The second is shared mailbox support. This is a common real-world need. Plenty of companies route customer or back-office work through addresses like support@, billing@, or invoices@. Those inboxes are often shared across teams, and they are often the right source for automation. Letting users specify a shared mailbox email brings the product much closer to how Microsoft organizations actually work.

Good fits here include:

  • Outlook 365 work inboxes tied to departmental workflows
  • Shared mailboxes for support, billing, finance, or approvals
  • Teams that want to monitor one folder rather than the whole mailbox
  • Organizations that want a provider-native path that feels clear to both admins and developers

You might be wondering whether this is mostly an enterprise feature. I do not think of it that way. It helps enterprises, yes, but it also helps any Microsoft-based team that wants a cleaner first run. The value is not just scale. The value is fit. When the setup matches the provider and the mailbox model people already use, the product feels easier to adopt and easier to explain internally.

For teams built around Outlook 365 work mailboxes, this update should remove a lot of unnecessary friction between the inbox they already trust and the event stream they want to build on top of it.

Want to prove the flow first and choose the mailbox later?

I kept loopback smaller in the product story, yet I think it plays an important role in time-to-value.

When someone starts with MailWebhook, the first question is often simple: “Will my endpoint receive the payload I expect?” That is a fair question.
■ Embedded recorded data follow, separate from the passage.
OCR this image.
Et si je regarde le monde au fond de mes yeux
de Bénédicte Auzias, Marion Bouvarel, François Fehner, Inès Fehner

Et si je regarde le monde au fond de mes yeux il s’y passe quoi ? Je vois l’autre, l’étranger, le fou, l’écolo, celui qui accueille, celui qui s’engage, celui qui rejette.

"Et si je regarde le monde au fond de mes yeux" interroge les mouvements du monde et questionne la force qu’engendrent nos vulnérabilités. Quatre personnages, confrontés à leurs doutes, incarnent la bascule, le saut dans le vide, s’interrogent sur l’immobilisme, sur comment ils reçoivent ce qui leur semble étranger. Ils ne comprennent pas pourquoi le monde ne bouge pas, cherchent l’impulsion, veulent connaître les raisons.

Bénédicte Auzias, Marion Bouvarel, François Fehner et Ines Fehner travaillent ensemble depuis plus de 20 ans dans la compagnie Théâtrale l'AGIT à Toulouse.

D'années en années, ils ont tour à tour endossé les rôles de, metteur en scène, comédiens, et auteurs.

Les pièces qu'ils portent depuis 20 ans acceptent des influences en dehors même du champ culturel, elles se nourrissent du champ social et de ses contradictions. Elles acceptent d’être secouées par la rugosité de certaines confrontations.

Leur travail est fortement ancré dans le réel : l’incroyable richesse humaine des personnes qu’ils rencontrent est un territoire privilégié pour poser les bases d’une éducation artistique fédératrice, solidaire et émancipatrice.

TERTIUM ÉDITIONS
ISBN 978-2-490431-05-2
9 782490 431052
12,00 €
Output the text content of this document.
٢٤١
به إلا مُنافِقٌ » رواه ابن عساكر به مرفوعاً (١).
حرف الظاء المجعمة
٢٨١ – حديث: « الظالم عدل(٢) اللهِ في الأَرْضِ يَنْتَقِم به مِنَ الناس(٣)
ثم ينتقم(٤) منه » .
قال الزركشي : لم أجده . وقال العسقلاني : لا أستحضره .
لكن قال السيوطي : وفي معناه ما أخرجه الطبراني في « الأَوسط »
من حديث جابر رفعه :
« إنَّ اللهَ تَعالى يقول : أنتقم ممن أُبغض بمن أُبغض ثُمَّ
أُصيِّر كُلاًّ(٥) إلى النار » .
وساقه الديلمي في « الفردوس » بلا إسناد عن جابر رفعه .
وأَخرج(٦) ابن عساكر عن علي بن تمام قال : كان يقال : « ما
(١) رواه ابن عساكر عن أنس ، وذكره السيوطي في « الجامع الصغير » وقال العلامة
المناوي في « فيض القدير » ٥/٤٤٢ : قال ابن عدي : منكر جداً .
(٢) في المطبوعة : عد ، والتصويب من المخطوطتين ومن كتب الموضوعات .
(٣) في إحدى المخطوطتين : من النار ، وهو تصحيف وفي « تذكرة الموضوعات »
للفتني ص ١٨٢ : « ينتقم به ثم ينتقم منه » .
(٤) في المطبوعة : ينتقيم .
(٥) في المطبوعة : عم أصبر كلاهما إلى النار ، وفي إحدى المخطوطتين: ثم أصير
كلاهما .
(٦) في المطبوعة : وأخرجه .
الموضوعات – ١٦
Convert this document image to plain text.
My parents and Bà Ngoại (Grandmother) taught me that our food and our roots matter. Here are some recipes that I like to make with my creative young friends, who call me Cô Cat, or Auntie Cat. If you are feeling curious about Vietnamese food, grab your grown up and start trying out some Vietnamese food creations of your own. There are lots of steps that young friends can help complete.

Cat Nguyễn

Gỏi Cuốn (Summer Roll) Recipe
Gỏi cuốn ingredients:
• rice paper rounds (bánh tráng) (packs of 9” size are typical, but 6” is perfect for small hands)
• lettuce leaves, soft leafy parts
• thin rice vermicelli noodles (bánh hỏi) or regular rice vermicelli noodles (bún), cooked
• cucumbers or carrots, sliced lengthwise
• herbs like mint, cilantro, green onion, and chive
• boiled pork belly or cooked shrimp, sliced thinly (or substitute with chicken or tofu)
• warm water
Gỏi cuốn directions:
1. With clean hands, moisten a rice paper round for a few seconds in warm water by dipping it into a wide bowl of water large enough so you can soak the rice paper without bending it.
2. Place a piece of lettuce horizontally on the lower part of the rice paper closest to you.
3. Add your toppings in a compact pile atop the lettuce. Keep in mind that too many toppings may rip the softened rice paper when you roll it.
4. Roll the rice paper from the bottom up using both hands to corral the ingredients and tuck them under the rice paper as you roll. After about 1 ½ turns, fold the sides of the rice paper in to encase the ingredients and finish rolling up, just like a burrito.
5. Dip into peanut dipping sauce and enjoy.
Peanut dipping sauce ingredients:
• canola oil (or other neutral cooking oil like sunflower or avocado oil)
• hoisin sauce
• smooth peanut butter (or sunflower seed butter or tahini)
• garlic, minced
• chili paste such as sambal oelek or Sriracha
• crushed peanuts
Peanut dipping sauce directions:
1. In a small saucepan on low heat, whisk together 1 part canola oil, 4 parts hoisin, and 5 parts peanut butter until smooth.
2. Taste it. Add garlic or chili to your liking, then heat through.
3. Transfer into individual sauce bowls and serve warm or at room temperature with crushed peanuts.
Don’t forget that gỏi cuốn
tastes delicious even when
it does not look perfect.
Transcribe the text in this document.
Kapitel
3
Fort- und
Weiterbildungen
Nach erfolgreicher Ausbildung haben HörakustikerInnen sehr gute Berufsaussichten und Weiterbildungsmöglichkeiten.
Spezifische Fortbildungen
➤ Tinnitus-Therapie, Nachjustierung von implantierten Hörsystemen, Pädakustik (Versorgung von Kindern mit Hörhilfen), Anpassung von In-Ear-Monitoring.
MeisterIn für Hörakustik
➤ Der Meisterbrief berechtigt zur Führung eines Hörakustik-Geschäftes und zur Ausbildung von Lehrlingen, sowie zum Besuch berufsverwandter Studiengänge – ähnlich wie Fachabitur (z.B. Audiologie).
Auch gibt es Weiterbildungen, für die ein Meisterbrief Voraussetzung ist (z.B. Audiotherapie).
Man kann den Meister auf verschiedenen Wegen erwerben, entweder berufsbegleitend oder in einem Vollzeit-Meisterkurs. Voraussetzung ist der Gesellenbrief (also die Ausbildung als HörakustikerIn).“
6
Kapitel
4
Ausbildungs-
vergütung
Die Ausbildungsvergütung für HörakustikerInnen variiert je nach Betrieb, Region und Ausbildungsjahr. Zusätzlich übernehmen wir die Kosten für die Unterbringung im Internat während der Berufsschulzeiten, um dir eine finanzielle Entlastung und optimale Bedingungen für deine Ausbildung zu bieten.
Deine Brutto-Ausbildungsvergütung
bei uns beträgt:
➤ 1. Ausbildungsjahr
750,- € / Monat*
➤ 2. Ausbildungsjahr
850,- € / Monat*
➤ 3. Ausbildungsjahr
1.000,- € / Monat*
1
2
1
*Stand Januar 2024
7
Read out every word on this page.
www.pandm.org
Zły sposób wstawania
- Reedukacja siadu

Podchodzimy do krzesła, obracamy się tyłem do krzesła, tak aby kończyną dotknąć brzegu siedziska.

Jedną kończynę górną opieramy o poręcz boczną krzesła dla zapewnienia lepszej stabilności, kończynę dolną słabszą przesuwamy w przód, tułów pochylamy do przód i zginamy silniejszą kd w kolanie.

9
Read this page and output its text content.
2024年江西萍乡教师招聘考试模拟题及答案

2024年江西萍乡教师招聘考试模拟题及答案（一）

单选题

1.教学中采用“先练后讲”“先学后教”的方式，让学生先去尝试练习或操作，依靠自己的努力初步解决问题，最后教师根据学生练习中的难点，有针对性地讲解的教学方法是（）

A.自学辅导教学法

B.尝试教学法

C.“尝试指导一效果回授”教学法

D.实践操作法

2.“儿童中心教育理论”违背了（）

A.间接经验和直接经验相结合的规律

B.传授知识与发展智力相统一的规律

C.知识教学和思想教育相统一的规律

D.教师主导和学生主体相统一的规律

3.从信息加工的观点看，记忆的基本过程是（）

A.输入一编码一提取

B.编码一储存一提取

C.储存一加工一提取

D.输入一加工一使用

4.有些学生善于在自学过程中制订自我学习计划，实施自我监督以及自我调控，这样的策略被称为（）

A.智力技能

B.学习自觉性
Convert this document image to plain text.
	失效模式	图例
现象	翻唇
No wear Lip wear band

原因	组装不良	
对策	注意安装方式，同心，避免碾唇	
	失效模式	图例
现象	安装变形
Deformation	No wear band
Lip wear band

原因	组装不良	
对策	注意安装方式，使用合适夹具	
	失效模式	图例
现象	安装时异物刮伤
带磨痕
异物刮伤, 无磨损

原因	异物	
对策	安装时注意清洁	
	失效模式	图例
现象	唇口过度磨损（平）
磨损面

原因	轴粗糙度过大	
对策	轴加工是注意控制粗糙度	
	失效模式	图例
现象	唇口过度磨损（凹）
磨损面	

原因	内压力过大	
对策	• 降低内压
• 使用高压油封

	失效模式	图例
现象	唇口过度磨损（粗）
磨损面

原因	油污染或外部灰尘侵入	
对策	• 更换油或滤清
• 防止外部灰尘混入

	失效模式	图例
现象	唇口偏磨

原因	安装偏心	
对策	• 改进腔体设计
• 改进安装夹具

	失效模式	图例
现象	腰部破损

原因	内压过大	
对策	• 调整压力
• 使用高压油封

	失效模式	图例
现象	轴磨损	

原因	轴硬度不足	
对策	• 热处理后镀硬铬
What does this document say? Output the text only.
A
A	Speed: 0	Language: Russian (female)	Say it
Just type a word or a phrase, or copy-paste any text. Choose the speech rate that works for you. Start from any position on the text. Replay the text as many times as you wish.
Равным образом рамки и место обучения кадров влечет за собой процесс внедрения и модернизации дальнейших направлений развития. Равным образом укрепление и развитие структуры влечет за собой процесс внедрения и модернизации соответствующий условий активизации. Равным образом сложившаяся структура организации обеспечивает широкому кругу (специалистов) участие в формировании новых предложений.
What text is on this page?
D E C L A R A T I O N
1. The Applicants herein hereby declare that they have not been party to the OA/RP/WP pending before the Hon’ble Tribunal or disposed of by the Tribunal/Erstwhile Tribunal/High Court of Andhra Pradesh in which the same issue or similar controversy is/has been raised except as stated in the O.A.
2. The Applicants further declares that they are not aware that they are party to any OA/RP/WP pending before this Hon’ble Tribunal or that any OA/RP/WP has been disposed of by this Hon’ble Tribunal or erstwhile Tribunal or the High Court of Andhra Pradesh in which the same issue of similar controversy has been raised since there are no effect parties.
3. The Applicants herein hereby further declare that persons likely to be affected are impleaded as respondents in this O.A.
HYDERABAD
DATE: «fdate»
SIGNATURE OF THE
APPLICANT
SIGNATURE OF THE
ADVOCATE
Before a team debates mailbox ownership, provider choice, or long-term routing rules, it usually wants a quick proof that the end-to-end path works.

That is exactly where loopback helps.

In onboarding, MailWebhook can create a temporary mailbox with a memorable address. A user can keep the default Test loopback endpoint or switch to their own endpoint, Slack, or Telegram target. Then they send a real test email, inspect the payload preview, and confirm delivery behavior. The whole flow stays close to the actual product experience, which is what makes it useful. This is real email moving through a real route.

Loopback is temporary by design. It stays outside normal mailbox lists, and it does not count against regular mailbox limits. I see it as a fast starting point rather than a destination. Its job is to reduce hesitation and help users move from curiosity to confidence.

That creates a practical progression for new teams:

  1. Start with loopback and verify the full route.
  2. Move to Gmail if the source mailbox already lives in Google Workspace.
  3. Move to Microsoft 365 if the source mailbox already lives in Outlook 365 work mailboxes.

This is the shape I wanted for the release. First, give users a way to test fast. Then, give them provider-native paths for the real mailbox they already use every day. That progression keeps setup aligned with the actual decision a team is making at each step.

If your team has been waiting for a lower-friction way to get email into MailWebhook, this update is for you. Try the mailbox flow, run a real message through it, and see how quickly you can get from inbox to payload. I would love to hear where Gmail or Microsoft 365 now fits into your workflow.